David Warner was the most prominent Australian star to speak out as the parties waged industrial war in the winter, notably suggesting that CA might not have a team for the Ashes after chief executive James Sutherland had raised the stakes with a letter to players threatening not to pay them beyond June 30.
That was ultimately not an empty warning as about 230 players ended up spending more than a month out of contract until a heads of agreement between CA and the Australian Cricketers’ Association was signed in early August.
More than two months on, the wounds of the bitter battle over a new five-year pay deal remain, with ACA president Greg Dyer using Thursday’s release of the union’s annual report to call for CA to review its behaviours and tactics during the troubled negotiations.
At the height of the affair it appeared unclear how senior administrators involved in the stoush could ever have healthy relationships with leading players or be invited into a dressing room again.
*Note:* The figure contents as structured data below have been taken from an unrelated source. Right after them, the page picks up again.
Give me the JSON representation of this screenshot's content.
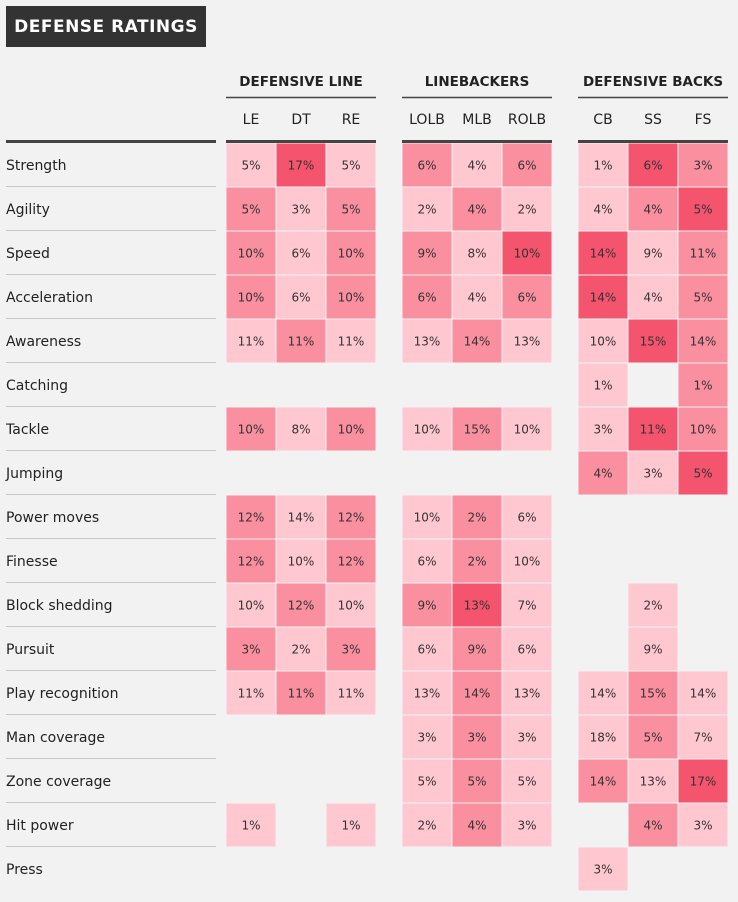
{
  "title": "DEFENSE RATINGS",
  "chart_data": {
    "type": "heatmap",
    "title": "DEFENSE RATINGS",
    "groups": [
      {
        "name": "DEFENSIVE LINE",
        "positions": [
          "LE",
          "DT",
          "RE"
        ]
      },
      {
        "name": "LINEBACKERS",
        "positions": [
          "LOLB",
          "MLB",
          "ROLB"
        ]
      },
      {
        "name": "DEFENSIVE BACKS",
        "positions": [
          "CB",
          "SS",
          "FS"
        ]
      }
    ],
    "rows": [
      "Strength",
      "Agility",
      "Speed",
      "Acceleration",
      "Awareness",
      "Catching",
      "Tackle",
      "Jumping",
      "Power moves",
      "Finesse",
      "Block shedding",
      "Pursuit",
      "Play recognition",
      "Man coverage",
      "Zone coverage",
      "Hit power",
      "Press"
    ],
    "values": [
      [
        5,
        17,
        5,
        6,
        4,
        6,
        1,
        6,
        3
      ],
      [
        5,
        3,
        5,
        2,
        4,
        2,
        4,
        4,
        5
      ],
      [
        10,
        6,
        10,
        9,
        8,
        10,
        14,
        9,
        11
      ],
      [
        10,
        6,
        10,
        6,
        4,
        6,
        14,
        4,
        5
      ],
      [
        11,
        11,
        11,
        13,
        14,
        13,
        10,
        15,
        14
      ],
      [
        null,
        null,
        null,
        null,
        null,
        null,
        1,
        null,
        1
      ],
      [
        10,
        8,
        10,
        10,
        15,
        10,
        3,
        11,
        10
      ],
      [
        null,
        null,
        null,
        null,
        null,
        null,
        4,
        3,
        5
      ],
      [
        12,
        14,
        12,
        10,
        2,
        6,
        null,
        null,
        null
      ],
      [
        12,
        10,
        12,
        6,
        2,
        10,
        null,
        null,
        null
      ],
      [
        10,
        12,
        10,
        9,
        13,
        7,
        null,
        2,
        null
      ],
      [
        3,
        2,
        3,
        6,
        9,
        6,
        null,
        9,
        null
      ],
      [
        11,
        11,
        11,
        13,
        14,
        13,
        14,
        15,
        14
      ],
      [
        null,
        null,
        null,
        3,
        3,
        3,
        18,
        5,
        7
      ],
      [
        null,
        null,
        null,
        5,
        5,
        5,
        14,
        13,
        17
      ],
      [
        1,
        null,
        1,
        2,
        4,
        3,
        null,
        4,
        3
      ],
      [
        null,
        null,
        null,
        null,
        null,
        null,
        3,
        null,
        null
      ]
    ],
    "shade_levels": [
      [
        1,
        3,
        1,
        2,
        1,
        2,
        1,
        3,
        2
      ],
      [
        2,
        1,
        2,
        1,
        2,
        1,
        1,
        2,
        3
      ],
      [
        2,
        1,
        2,
        2,
        1,
        3,
        3,
        1,
        2
      ],
      [
        2,
        1,
        2,
        2,
        1,
        2,
        3,
        1,
        2
      ],
      [
        1,
        2,
        1,
        1,
        2,
        1,
        1,
        3,
        2
      ],
      [
        null,
        null,
        null,
        null,
        null,
        null,
        1,
        null,
        2
      ],
      [
        2,
        1,
        2,
        1,
        2,
        1,
        1,
        3,
        2
      ],
      [
        null,
        null,
        null,
        null,
        null,
        null,
        2,
        1,
        3
      ],
      [
        2,
        1,
        2,
        1,
        2,
        1,
        null,
        null,
        null
      ],
      [
        2,
        1,
        2,
        1,
        2,
        1,
        null,
        null,
        null
      ],
      [
        1,
        2,
        1,
        2,
        3,
        1,
        null,
        1,
        null
      ],
      [
        2,
        1,
        2,
        1,
        2,
        1,
        null,
        1,
        null
      ],
      [
        1,
        2,
        1,
        1,
        2,
        1,
        1,
        2,
        1
      ],
      [
        null,
        null,
        null,
        1,
        2,
        1,
        1,
        2,
        1
      ],
      [
        null,
        null,
        null,
        1,
        2,
        1,
        2,
        1,
        3
      ],
      [
        1,
        null,
        1,
        1,
        2,
        1,
        null,
        2,
        1
      ],
      [
        null,
        null,
        null,
        null,
        null,
        null,
        1,
        null,
        null
      ]
    ],
    "colors": {
      "level1": "#ffc8d1",
      "level2": "#fa8fa0",
      "level3": "#f4546e",
      "background": "#f2f2f2",
      "title_bg": "#333333",
      "rule": "#444444",
      "row_rule": "#c8c8c8"
    },
    "value_suffix": "%"
  }
}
But with England due to arrive in Australia by the end of the month, Warner says that is now behind them, with the focus for Steve Smith’s side squarely on the task of regaining the Ashes.
“We regret the way it was played out in the media,” the Test vice-captain said. “But we didn’t ask for a fight. We just stood up for what we believed in. That was a revenue-share model. We hope it never ever gets to that again. We’ve got another five years to deal with it now moving forward.
“We came to an agreement and both parties are satisfied now. We’ve moved on and we’re trying to concentrate on cricket and the Ashes.”
While an Australia A tour of South Africa was a casualty of the dispute the two-Test tour of Bangladesh in August and September also appeared in increasing doubt of going ahead as the impasse showed no sign of ending. It would have been a shame were it to have been called off given how competitive the series turned out to be, with Australia having to fight back from a surprise defeat in Dhaka to square it 1-1 in Chittagong.
“You saw the stance that the players had on it. We weren’t going to go on tour,” Warner said at Asics’ launch of the Australian team uniforms in Sydney.
“At the end of the day they came to an agreement and we ended up touring Bangladesh. But we were standing firm and strong and we believed in what we thought was right.”
Fast bowler Josh Hazlewood, who also stood up for domestic players as they were about to fall out of contract, said it was fortunate in a way that more of Australia’s international commitments did not fall victim to the dispute.
“I think at that time there wasn’t as much cricket as other times throughout the year,” Hazlewood said. “We only missed an Australia A series, which is unfortunate for a couple of players who were sort of pushing for higher honours.
“It was an interesting time but we’ve obviously all moved on from it.”